On rentre dans The Vigil comme le couteau dans la motte de beurre. Dès les premiers plans, ses panoramiques en champ contre champ donnant un aperçu des vertiges à venir. Le réalisateur maitrise son cadre et nous le montre en nous offrant des séquences urbaines étirées par le grand-angle ainsi que ses éclairages aux teintes lugubres. La carrure imposante de Menashe Lustig (Brooklyn Yiddish, ce mec transpire la classe, quel plaisir de le revoir ici), un genre de rabatteur communautaire, vêtu du traditionnel costume noir et du chapeau.

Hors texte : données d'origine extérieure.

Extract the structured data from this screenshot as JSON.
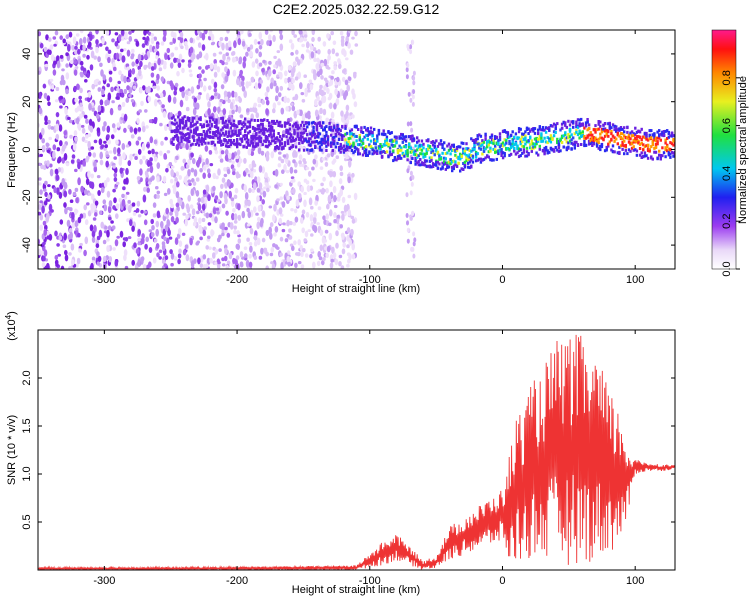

On vient de passer de l'étrange à l'inquiétant.


Je ne suis pas très "film à folklore", surtout depuis que j'ai subi le Achoura de Talal Selhami. Pour être tout à fait honnête, j'avais peur que le folklore prenne justement trop d'importance au détriment de la narration et d'une certaine crédibilité du récit. Fort heureusement, tout est assez bien dosé ici.


Il est important de saluer l'esthétique visuelle et sonore du film. Ce huis clos est baigné dans un clair-obscur aux teintes d'orange et de bleu, passant de l'un à l'autre au gré des états du protagoniste. Le design sonore n'est pas en reste et bénéficie d'un soin particulier contribuant à notre immersion. Même si Keith Thomas coche certaines cases de mise en scène dont le jumpscare


Celui du facetime reste très bien utilisé. D'ailleurs toute la conversation est flippante.


Ainsi que celle de "le narrateur est fou, faites attention à la réalité". En effet, le pauvre trentenaire est sujet à des hallucinations étant actuellement sous traitement. C'est là que nous arrivons au cœur du problème avec The Vigil à mon sens. Le personnage principal s'est construit sur un épisode traumatique qu'il a eu à subir quelques années plus tôt. Ce même trauma résonne avec celui vécu par le défunt. C'est ainsi que le réalisateur plante et et crée son monstre qui, vous l'aurez compris, est une allégorie de la souffrance


de non seulement perdre un proche mais de s'en sentir responsable.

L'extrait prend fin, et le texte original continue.